On March 3, 2022, President Biden signed into law the “Ending Forced Arbitration of Sexual Assault and Sexual Harassment Act of 2021.”  The new law amends the Federal Arbitration Act (“FAA”) to prohibit the required arbitration of sexual harassment and sexual assault claims.  The law applies not only to individual claims, but also class and collective claims.  The law essentially overturns, with respect to sexual harassment and assault claims, a string of U.S. Supreme Court cases that allow businesses to require not only arbitration of claims, but also waiver of the right to maintain a class or collective action.  By some estimates, more than 60 million American workers are subject to arbitration agreements.

The law further provides that the determination of whether a particular claim is exempted from mandatory arbitration as provided by the new law will be made by a court instead of an arbitrator, even if the agreement provides that an arbitrator is to make such a determination.

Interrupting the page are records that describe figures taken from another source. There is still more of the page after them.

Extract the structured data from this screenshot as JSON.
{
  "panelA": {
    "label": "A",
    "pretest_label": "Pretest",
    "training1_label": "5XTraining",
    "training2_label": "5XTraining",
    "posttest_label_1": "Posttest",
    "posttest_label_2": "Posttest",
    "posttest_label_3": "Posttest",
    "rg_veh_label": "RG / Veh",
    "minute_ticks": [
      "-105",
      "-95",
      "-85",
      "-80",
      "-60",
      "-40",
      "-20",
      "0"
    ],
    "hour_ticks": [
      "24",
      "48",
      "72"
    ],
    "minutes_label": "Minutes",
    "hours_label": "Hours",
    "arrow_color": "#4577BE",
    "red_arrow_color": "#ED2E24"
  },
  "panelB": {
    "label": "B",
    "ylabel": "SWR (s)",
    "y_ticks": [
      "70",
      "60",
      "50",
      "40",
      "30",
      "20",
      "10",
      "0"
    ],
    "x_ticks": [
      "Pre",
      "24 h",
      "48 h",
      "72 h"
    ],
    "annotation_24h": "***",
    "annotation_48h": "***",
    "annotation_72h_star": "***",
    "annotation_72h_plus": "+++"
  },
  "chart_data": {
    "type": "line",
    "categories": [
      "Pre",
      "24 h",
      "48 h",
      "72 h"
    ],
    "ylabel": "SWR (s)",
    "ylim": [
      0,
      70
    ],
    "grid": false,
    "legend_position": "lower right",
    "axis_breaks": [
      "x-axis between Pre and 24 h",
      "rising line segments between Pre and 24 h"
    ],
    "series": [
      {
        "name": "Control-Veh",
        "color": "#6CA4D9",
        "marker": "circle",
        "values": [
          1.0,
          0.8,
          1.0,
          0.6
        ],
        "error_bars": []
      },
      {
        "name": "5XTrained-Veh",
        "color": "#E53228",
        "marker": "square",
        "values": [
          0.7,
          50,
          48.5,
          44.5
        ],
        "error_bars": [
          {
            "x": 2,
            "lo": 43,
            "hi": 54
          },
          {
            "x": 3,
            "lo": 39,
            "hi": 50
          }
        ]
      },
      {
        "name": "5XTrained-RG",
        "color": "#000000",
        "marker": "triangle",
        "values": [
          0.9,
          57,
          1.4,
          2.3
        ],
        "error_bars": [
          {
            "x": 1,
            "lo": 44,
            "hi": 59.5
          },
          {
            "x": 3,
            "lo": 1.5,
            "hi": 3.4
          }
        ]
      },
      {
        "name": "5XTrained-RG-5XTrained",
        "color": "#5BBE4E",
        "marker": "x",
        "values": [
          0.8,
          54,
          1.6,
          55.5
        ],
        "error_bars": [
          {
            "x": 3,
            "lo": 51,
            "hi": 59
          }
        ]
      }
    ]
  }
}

While the law prohibits businesses from requiring or mandating arbitration of sexual harassment or assault claims, it does not prohibit employees from voluntarily agreeing to arbitrate such claims if they wish to do so.

The law applies to any dispute or claim that arises or accrues on or after March 3, 2022 (the date of enactment of the law), meaning that even if an employee is subject to a current mandatory arbitration agreement, the agreement would be ineffective with respect to a sexual harassment claim that arose or accrued on or after March 3, 2022.